For a company to offer a legitimate passport, actual countries have to get on board. Lauren Razavi is the executive director of Plumia, a division of SafetyWing branded as an internal think tank that “interfaces with a lot of governments,” she said.
“We’re essentially building diplomatic relations for ourselves as an entity with existing countries,” Razavi said, noting that she presented a policy proposal to simplify the visa process for digital nomads at the UN earlier this year. “We also collaborate with the Estonian government and the Malaysian government. We have an annual summit in Morocco, so we work quite closely with the Moroccan government.”
Razavi said Nomad Citizen is in its “v. 1” stage. It has 100 active policy holders and 2,000 on the waitlist, one of the company’s product managers told me. Currently, for $400 a month, members get health, life, disability, and income insurance, as well as a service where the company applies for digital nomad visas on the member’s behalf.
In SafetyWing’s grand vision, the goal is a boundaryless life — purchasable freedom from migration restrictions, immovable homelands, and what they consider to be arbitrary rules decreed by sclerotic public governments.
That sort of freedom is also a large part of the idea behind the network state, which has been buzzing beneath Silicon Valley for some time. The term, coined by controversial venture capitalist Balaji Srinivasan in 2022, refers to a type of privately-funded society whose citizenry generally originates as an online community of like-minded people.
These startup societies can take many forms; the “pop-up city” at Burning Man is one of them, as was the failed Hayes Valley “startup neighborhood” called City Campus. Another form is the “master planned city,” like the tech billionaire-backed Solano County project called California Forever, and the semi-sovereign “Freedom Cities” Donald Trump proposed building on American soil during his second presidential campaign.
Some network society scenarios go: Secure the land first, bring the highly-aligned citizens second.
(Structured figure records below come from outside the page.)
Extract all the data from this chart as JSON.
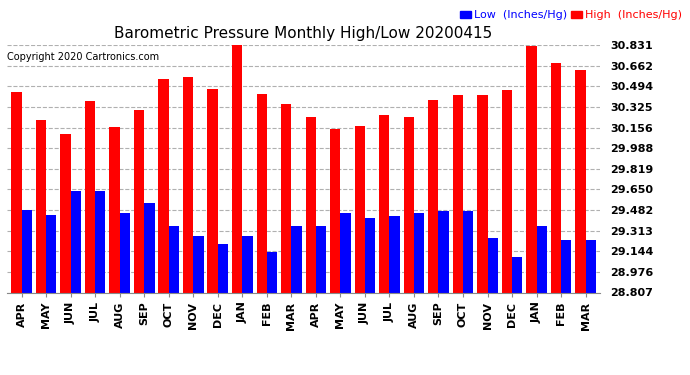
{
  "title": "Barometric Pressure Monthly High/Low 20200415",
  "copyright": "Copyright 2020 Cartronics.com",
  "legend_low": "Low  (Inches/Hg)",
  "legend_high": "High  (Inches/Hg)",
  "months": [
    "APR",
    "MAY",
    "JUN",
    "JUL",
    "AUG",
    "SEP",
    "OCT",
    "NOV",
    "DEC",
    "JAN",
    "FEB",
    "MAR",
    "APR",
    "MAY",
    "JUN",
    "JUL",
    "AUG",
    "SEP",
    "OCT",
    "NOV",
    "DEC",
    "JAN",
    "FEB",
    "MAR"
  ],
  "high_values": [
    30.45,
    30.22,
    30.1,
    30.37,
    30.16,
    30.3,
    30.55,
    30.57,
    30.47,
    30.83,
    30.43,
    30.35,
    30.24,
    30.14,
    30.17,
    30.26,
    30.24,
    30.38,
    30.42,
    30.42,
    30.46,
    30.82,
    30.68,
    30.63
  ],
  "low_values": [
    29.48,
    29.44,
    29.64,
    29.64,
    29.46,
    29.54,
    29.35,
    29.27,
    29.2,
    29.27,
    29.14,
    29.35,
    29.35,
    29.46,
    29.42,
    29.43,
    29.46,
    29.47,
    29.47,
    29.25,
    29.1,
    29.35,
    29.24,
    29.24
  ],
  "y_min": 28.807,
  "y_max": 30.831,
  "y_ticks": [
    28.807,
    28.976,
    29.144,
    29.313,
    29.482,
    29.65,
    29.819,
    29.988,
    30.156,
    30.325,
    30.494,
    30.662,
    30.831
  ],
  "bar_color_high": "#ff0000",
  "bar_color_low": "#0000ff",
  "background_color": "#ffffff",
  "grid_color": "#b0b0b0",
  "title_fontsize": 11,
  "copyright_fontsize": 7,
  "tick_fontsize": 8,
  "legend_fontsize": 8
}
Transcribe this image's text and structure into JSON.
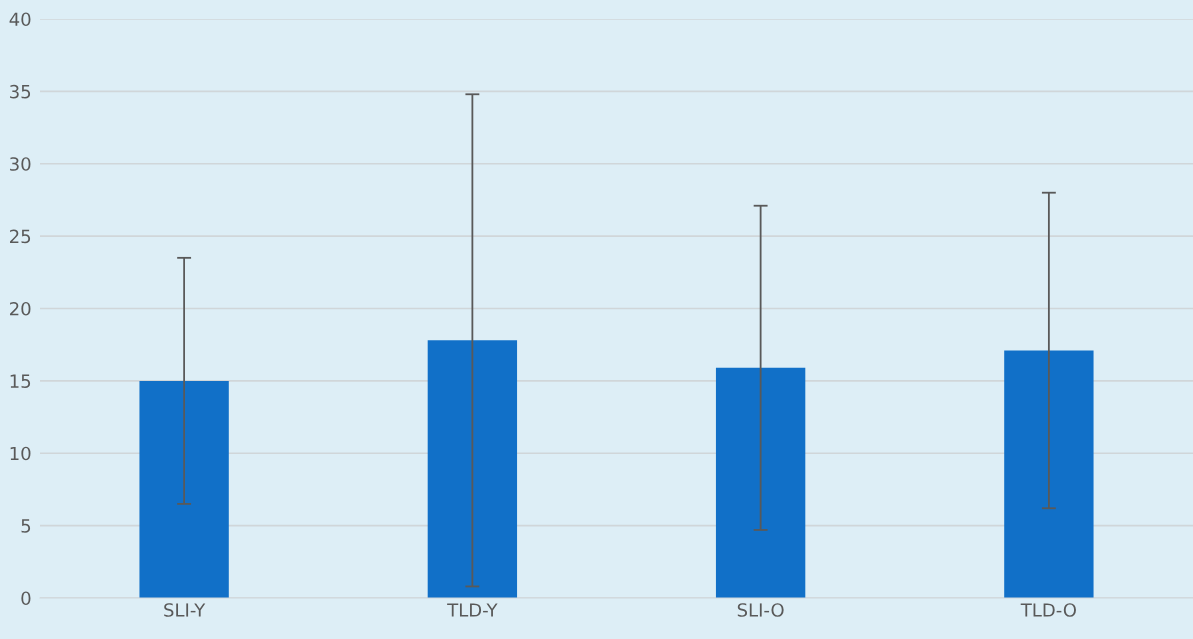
{
  "chart_data": {
    "type": "bar",
    "categories": [
      "SLI-Y",
      "TLD-Y",
      "SLI-O",
      "TLD-O"
    ],
    "series": [
      {
        "color": "#1170c8",
        "values": [
          15.0,
          17.8,
          15.9,
          17.1
        ],
        "errors": [
          8.5,
          17.0,
          11.2,
          10.9
        ]
      }
    ],
    "ylim": [
      0,
      40
    ],
    "yticks": [
      0,
      5,
      10,
      15,
      20,
      25,
      30,
      35,
      40
    ],
    "grid": "y",
    "legend": false
  }
}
The network state SafetyWing imagines for itself in The Nomad Citizen is the opposite; physically, it would be no more than a network of locally-recognized embassies. (“This is the first prototype,” said Razavi, gesturing around the pop-up. “Possibly with hotel rooms as well.”)
But culturally, SafetyWing’s internet country would be filled with dinner parties, AI education, and pop-up maker spaces — like Airbnb Experiences, except all the time, as a lifestyle. The values upon which SafetyWing citizens would align, Razavi said, line up with the average tech striver: “pro-tech, pro-immigration, and globally minded.” Most of all, the citizenry would embrace a rapid societal restructuring orchestrated by tech investors.

“Look at Uber, Airbnb, Google, Amazon. The commercial world is extremely efficient. But when you look at governments, most governments around the world have had a bit of a failure of a digital transformation,” Razavi said.
With Big Tech as its lodestar, it makes sense why a globally distributed company like SafetyWing would pop up in San Francisco. But on a more basic level, San Francisco is in America, a terribly rich country with a richly terrible social safety net.
Told through personal anecdotes, much of the SafetyWing messaging points to real social democracies, and then in the same breath sells it back as a product to security-starved Americans. Razavi lives in Amsterdam and enjoys the comprehensive array of Dutch social services. Rasch lives in Atherton but maintains his Norwegian citizenship. During an all-day summit on network states hosted by SafetyWing in the Digital Garage event space behind the pop-up embassy last weekend, a SafetyWing product manager named Brennan Cowley Adam also made sure to emphasize the good healthcare he gets as a Canadian in his keynote speech.
“We want to roll that out to the whole world,” Razavi said.
Instead of trying to push for similarly strong public institutions and social democracy in countries like the US, she believes “the most efficient and effective mechanism for that, from our perspective, is being a VC-backed company.”